小型ボードコンピュータ「Raspberry Pi(ラズパイ)」を使って、低コストかつ現場レベルでIoT(モノのインターネット)を活用する手法について解説する本連載。第10回では、気体や液体を管理するバルブの開閉状態をラズパイとカメラの組み合わせでセンシングする事例を紹介する。
IoT(モノのインターネット)活用といえば真っ先に思い付くのがセンシングでしょう。このセンシングに小型ボードコンピュータの「Raspberry Pi(ラズベリーパイ、略してラズパイ)」を活用したいニーズは限りなくありますが、コストを抑えながらどこまで精緻にセンシングできるかが気になるポイントになります。今回と次回では、気体の配管に取り付けられたバルブの開閉センシングの事例を解説していきます。
研究設備で複数の気体を扱うため、ボンベから配管を通じて設備に気体を供給しています。そのため、設備で使用する際に配管に取り付けられたバルブを開けて使用し、使用後にバルブを閉める作業を人手で行っています。
このときバルブの閉め方が不十分だったりすると、扱っている気体の種類によっては災害につながるケースがありますので、使用後にバルブを閉める管理をしっかり行う必要があります。これまでは、人が目視でバルブの開け閉めを見て、管理簿に記録する方法をとって目で見る管理をしていました。

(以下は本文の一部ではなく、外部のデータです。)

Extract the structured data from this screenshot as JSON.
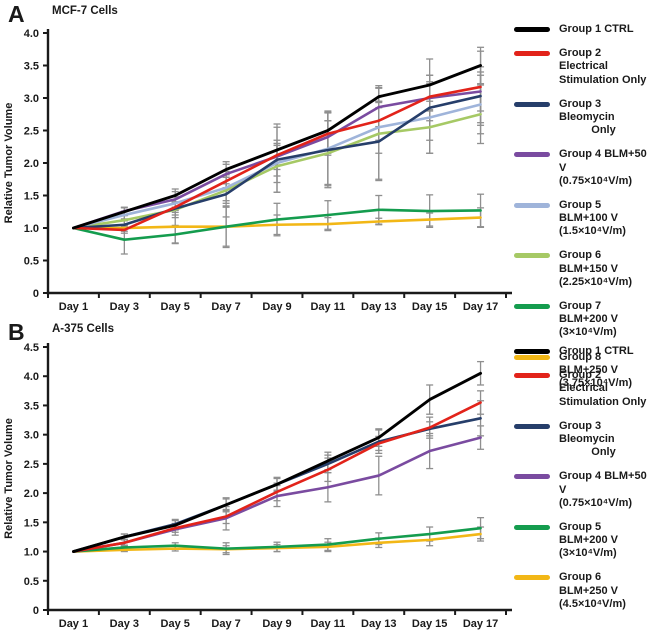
{
  "chart_data": [
    {
      "type": "line",
      "panel_label": "A",
      "title": "MCF-7 Cells",
      "ylabel": "Relative Tumor Volume",
      "ylim": [
        0,
        4.0
      ],
      "yticks": [
        "0",
        "0.5",
        "1.0",
        "1.5",
        "2.0",
        "2.5",
        "3.0",
        "3.5",
        "4.0"
      ],
      "categories": [
        "Day 1",
        "Day 3",
        "Day 5",
        "Day 7",
        "Day 9",
        "Day 11",
        "Day 13",
        "Day 15",
        "Day 17"
      ],
      "grid": "off",
      "legend_position": "right",
      "error_bar_color": "#8f8f8f",
      "series": [
        {
          "name": "Group 1 CTRL",
          "color": "#000000",
          "legend": [
            {
              "text": "Group 1 CTRL"
            }
          ],
          "values": [
            1.0,
            1.25,
            1.5,
            1.9,
            2.2,
            2.5,
            3.02,
            3.2,
            3.5
          ],
          "err": [
            0,
            0.06,
            0.1,
            0.12,
            0.4,
            0.3,
            0.17,
            0.4,
            0.28
          ]
        },
        {
          "name": "Group 2 Electrical Stimulation Only",
          "color": "#e2231a",
          "legend": [
            {
              "text": "Group 2 Electrical"
            },
            {
              "text": "Stimulation Only"
            }
          ],
          "values": [
            1.0,
            0.97,
            1.32,
            1.72,
            2.12,
            2.45,
            2.65,
            3.02,
            3.17
          ],
          "err": [
            0,
            0.05,
            0.08,
            0.1,
            0.15,
            0.33,
            0.3,
            0.2,
            0.55
          ]
        },
        {
          "name": "Group 3 Bleomycin Only",
          "color": "#263e6a",
          "legend": [
            {
              "text": "Group 3 Bleomycin"
            },
            {
              "text": "Only",
              "center": true
            }
          ],
          "values": [
            1.0,
            1.05,
            1.3,
            1.52,
            2.05,
            2.2,
            2.33,
            2.85,
            3.03
          ],
          "err": [
            0,
            0.06,
            0.1,
            0.35,
            0.5,
            0.58,
            0.6,
            0.5,
            0.45
          ]
        },
        {
          "name": "Group 4 BLM+50 V (0.75×10⁴V/m)",
          "color": "#7a4ba0",
          "legend": [
            {
              "text": "Group 4 BLM+50 V"
            },
            {
              "text": "(0.75×10⁴V/m)"
            }
          ],
          "values": [
            1.0,
            1.26,
            1.44,
            1.83,
            2.1,
            2.4,
            2.86,
            3.0,
            3.1
          ],
          "err": [
            0,
            0.06,
            0.12,
            0.15,
            0.2,
            0.25,
            0.3,
            0.35,
            0.3
          ]
        },
        {
          "name": "Group 5 BLM+100 V (1.5×10⁴V/m)",
          "color": "#9fb4da",
          "legend": [
            {
              "text": "Group 5 BLM+100 V"
            },
            {
              "text": "(1.5×10⁴V/m)"
            }
          ],
          "values": [
            1.0,
            1.2,
            1.38,
            1.62,
            2.0,
            2.22,
            2.55,
            2.7,
            2.9
          ],
          "err": [
            0,
            0.06,
            0.1,
            0.2,
            0.3,
            0.55,
            0.4,
            0.55,
            0.45
          ]
        },
        {
          "name": "Group 6 BLM+150 V (2.25×10⁴V/m)",
          "color": "#a6c965",
          "legend": [
            {
              "text": "Group 6 BLM+150 V"
            },
            {
              "text": "(2.25×10⁴V/m)"
            }
          ],
          "values": [
            1.0,
            1.12,
            1.28,
            1.58,
            1.95,
            2.15,
            2.45,
            2.55,
            2.75
          ],
          "err": [
            0,
            0.08,
            0.12,
            0.2,
            0.4,
            0.5,
            0.7,
            0.4,
            0.45
          ]
        },
        {
          "name": "Group 7 BLM+200 V (3×10⁴V/m)",
          "color": "#149c4e",
          "legend": [
            {
              "text": "Group 7 BLM+200 V"
            },
            {
              "text": "(3×10⁴V/m)"
            }
          ],
          "values": [
            1.0,
            0.82,
            0.9,
            1.02,
            1.13,
            1.2,
            1.28,
            1.26,
            1.27
          ],
          "err": [
            0,
            0.22,
            0.14,
            0.3,
            0.25,
            0.22,
            0.22,
            0.25,
            0.25
          ]
        },
        {
          "name": "Group 8 BLM+250 V (3.75×10⁴V/m)",
          "color": "#f2b716",
          "legend": [
            {
              "text": "Group 8 BLM+250 V"
            },
            {
              "text": "(3.75×10⁴V/m)"
            }
          ],
          "values": [
            1.0,
            1.0,
            1.02,
            1.02,
            1.05,
            1.06,
            1.1,
            1.13,
            1.16
          ],
          "err": [
            0,
            0.05,
            0.25,
            0.32,
            0.15,
            0.1,
            0.05,
            0.1,
            0.15
          ]
        }
      ]
    },
    {
      "type": "line",
      "panel_label": "B",
      "title": "A-375 Cells",
      "ylabel": "Relative Tumor Volume",
      "ylim": [
        0,
        4.5
      ],
      "yticks": [
        "0",
        "0.5",
        "1.0",
        "1.5",
        "2.0",
        "2.5",
        "3.0",
        "3.5",
        "4.0",
        "4.5"
      ],
      "categories": [
        "Day 1",
        "Day 3",
        "Day 5",
        "Day 7",
        "Day 9",
        "Day 11",
        "Day 13",
        "Day 15",
        "Day 17"
      ],
      "grid": "off",
      "legend_position": "right",
      "error_bar_color": "#8f8f8f",
      "series": [
        {
          "name": "Group 1 CTRL",
          "color": "#000000",
          "legend": [
            {
              "text": "Group 1 CTRL"
            }
          ],
          "values": [
            1.0,
            1.25,
            1.45,
            1.8,
            2.15,
            2.55,
            2.95,
            3.6,
            4.05
          ],
          "err": [
            0,
            0.05,
            0.08,
            0.1,
            0.12,
            0.15,
            0.15,
            0.25,
            0.2
          ]
        },
        {
          "name": "Group 2 Electrical Stimulation Only",
          "color": "#e2231a",
          "legend": [
            {
              "text": "Group 2 Electrical"
            },
            {
              "text": "Stimulation Only"
            }
          ],
          "values": [
            1.0,
            1.15,
            1.4,
            1.6,
            2.02,
            2.4,
            2.85,
            3.12,
            3.55
          ],
          "err": [
            0,
            0.05,
            0.07,
            0.12,
            0.15,
            0.2,
            0.12,
            0.18,
            0.2
          ]
        },
        {
          "name": "Group 3 Bleomycin Only",
          "color": "#263e6a",
          "legend": [
            {
              "text": "Group 3 Bleomycin"
            },
            {
              "text": "Only",
              "center": true
            }
          ],
          "values": [
            1.0,
            1.25,
            1.47,
            1.8,
            2.15,
            2.5,
            2.88,
            3.1,
            3.28
          ],
          "err": [
            0,
            0.05,
            0.08,
            0.12,
            0.1,
            0.15,
            0.2,
            0.12,
            0.3
          ]
        },
        {
          "name": "Group 4 BLM+50 V (0.75×10⁴V/m)",
          "color": "#7a4ba0",
          "legend": [
            {
              "text": "Group 4 BLM+50 V"
            },
            {
              "text": "(0.75×10⁴V/m)"
            }
          ],
          "values": [
            1.0,
            1.15,
            1.38,
            1.57,
            1.95,
            2.1,
            2.3,
            2.72,
            2.95
          ],
          "err": [
            0,
            0.06,
            0.1,
            0.2,
            0.18,
            0.25,
            0.33,
            0.3,
            0.2
          ]
        },
        {
          "name": "Group 5 BLM+200 V (3×10⁴V/m)",
          "color": "#149c4e",
          "legend": [
            {
              "text": "Group 5 BLM+200 V"
            },
            {
              "text": "(3×10⁴V/m)"
            }
          ],
          "values": [
            1.0,
            1.07,
            1.1,
            1.05,
            1.08,
            1.12,
            1.22,
            1.3,
            1.4
          ],
          "err": [
            0,
            0.04,
            0.05,
            0.1,
            0.08,
            0.1,
            0.1,
            0.12,
            0.18
          ]
        },
        {
          "name": "Group 6 BLM+250 V (4.5×10⁴V/m)",
          "color": "#f2b716",
          "legend": [
            {
              "text": "Group 6 BLM+250 V"
            },
            {
              "text": "(4.5×10⁴V/m)"
            }
          ],
          "values": [
            1.0,
            1.03,
            1.05,
            1.04,
            1.06,
            1.08,
            1.15,
            1.2,
            1.3
          ],
          "err": [
            0,
            0.03,
            0.04,
            0.06,
            0.06,
            0.08,
            0.08,
            0.1,
            0.12
          ]
        }
      ]
    }
  ]
}
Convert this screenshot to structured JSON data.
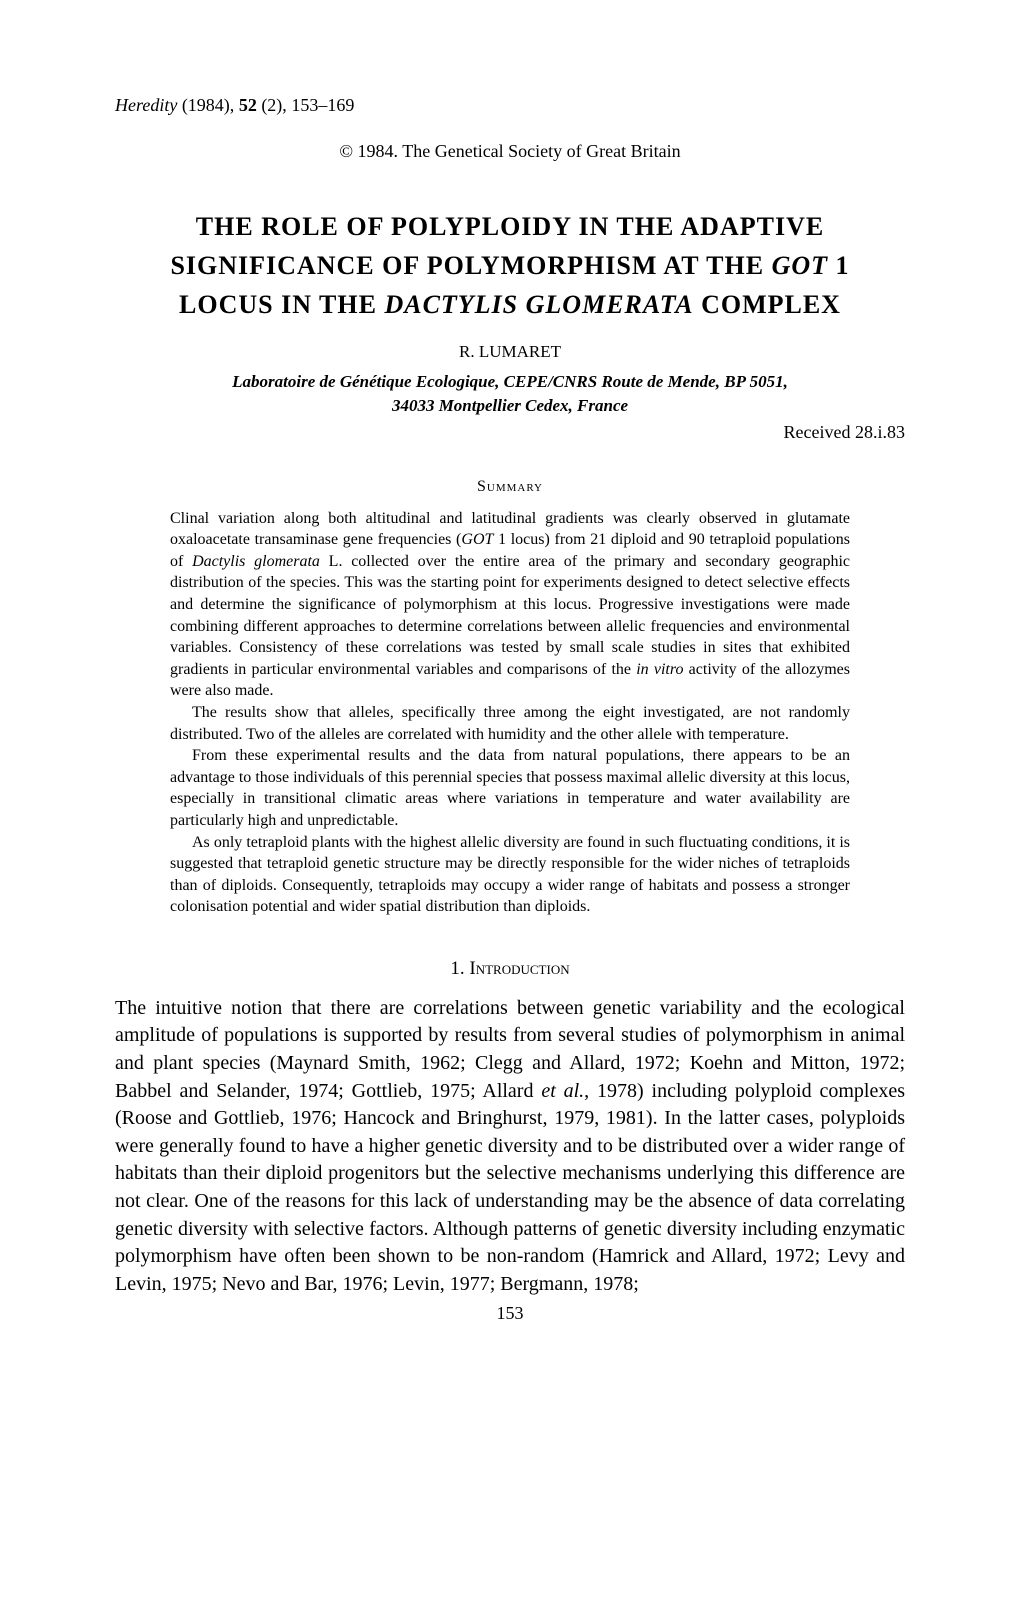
{
  "citation": {
    "journal": "Heredity",
    "year": "(1984),",
    "volume": "52",
    "issue": "(2),",
    "pages": "153–169"
  },
  "copyright": "© 1984. The Genetical Society of Great Britain",
  "title": {
    "line1": "THE ROLE OF POLYPLOIDY IN THE ADAPTIVE",
    "line2_pre": "SIGNIFICANCE OF POLYMORPHISM AT THE ",
    "line2_italic": "GOT",
    "line2_post": " 1",
    "line3_pre": "LOCUS IN THE ",
    "line3_italic": "DACTYLIS GLOMERATA",
    "line3_post": " COMPLEX"
  },
  "author": "R. LUMARET",
  "affiliation": {
    "line1": "Laboratoire de Génétique Ecologique, CEPE/CNRS Route de Mende, BP 5051,",
    "line2": "34033 Montpellier Cedex, France"
  },
  "received": "Received 28.i.83",
  "summary": {
    "heading": "Summary",
    "p1_a": "Clinal variation along both altitudinal and latitudinal gradients was clearly observed in glutamate oxaloacetate transaminase gene frequencies (",
    "p1_i1": "GOT",
    "p1_b": " 1 locus) from 21 diploid and 90 tetraploid populations of ",
    "p1_i2": "Dactylis glomerata",
    "p1_c": " L. collected over the entire area of the primary and secondary geographic distribution of the species. This was the starting point for experiments designed to detect selective effects and determine the significance of polymorphism at this locus. Progressive investigations were made combining different approaches to determine correlations between allelic frequencies and environmental variables. Consistency of these correlations was tested by small scale studies in sites that exhibited gradients in particular environmental variables and comparisons of the ",
    "p1_i3": "in vitro",
    "p1_d": " activity of the allozymes were also made.",
    "p2": "The results show that alleles, specifically three among the eight investigated, are not randomly distributed. Two of the alleles are correlated with humidity and the other allele with temperature.",
    "p3": "From these experimental results and the data from natural populations, there appears to be an advantage to those individuals of this perennial species that possess maximal allelic diversity at this locus, especially in transitional climatic areas where variations in temperature and water availability are particularly high and unpredictable.",
    "p4": "As only tetraploid plants with the highest allelic diversity are found in such fluctuating conditions, it is suggested that tetraploid genetic structure may be directly responsible for the wider niches of tetraploids than of diploids. Consequently, tetraploids may occupy a wider range of habitats and possess a stronger colonisation potential and wider spatial distribution than diploids."
  },
  "introduction": {
    "heading": "1. Introduction",
    "p1_a": "The intuitive notion that there are correlations between genetic variability and the ecological amplitude of populations is supported by results from several studies of polymorphism in animal and plant species (Maynard Smith, 1962; Clegg and Allard, 1972; Koehn and Mitton, 1972; Babbel and Selander, 1974; Gottlieb, 1975; Allard ",
    "p1_i1": "et al.",
    "p1_b": ", 1978) including polyploid complexes (Roose and Gottlieb, 1976; Hancock and Bringhurst, 1979, 1981). In the latter cases, polyploids were generally found to have a higher genetic diversity and to be distributed over a wider range of habitats than their diploid progenitors but the selective mechanisms underlying this difference are not clear. One of the reasons for this lack of understanding may be the absence of data correlating genetic diversity with selective factors. Although patterns of genetic diversity including enzymatic polymorphism have often been shown to be non-random (Hamrick and Allard, 1972; Levy and Levin, 1975; Nevo and Bar, 1976; Levin, 1977; Bergmann, 1978;"
  },
  "page_number": "153"
}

しかしながらこのような管理すべきバルブが100カ所を超えると管理が煩雑になってしまいます。工事業者に相談すると電磁弁を使用して遠隔で制御すると良いと提案を受けました。ただし、電磁弁を採用するとなると、防爆タイプの場合は1個当たり数万円することから100カ所に取り付けるには数百万〜数千万円に達する高額投資が必要になります。
そこで、ラズパイを使用してバルブの開閉をセンシングすることを思い付き、以下の2つの方法を検討しました。
(1)は複数のバルブがまとまって存在しているエリアの写真を撮影し、バルブの矢印の方向を画像解析して開閉を検知する方法です。この方法であれば、一度に複数個のバルブの写真を撮影することによりバルブ1個当たりにかかる投資コストを抑えることができます。ここで大切なのが、撮影した写真データを解析する際の精度を100%保証できるかになります。
一方、(2)は現在使用しているバルブはそのまま使用しながら、バルブの外側に磁器センサーを取り付けて開閉検知を行う方法です。
まずは(1)についての検証を行いましたので、ここから解説していきます。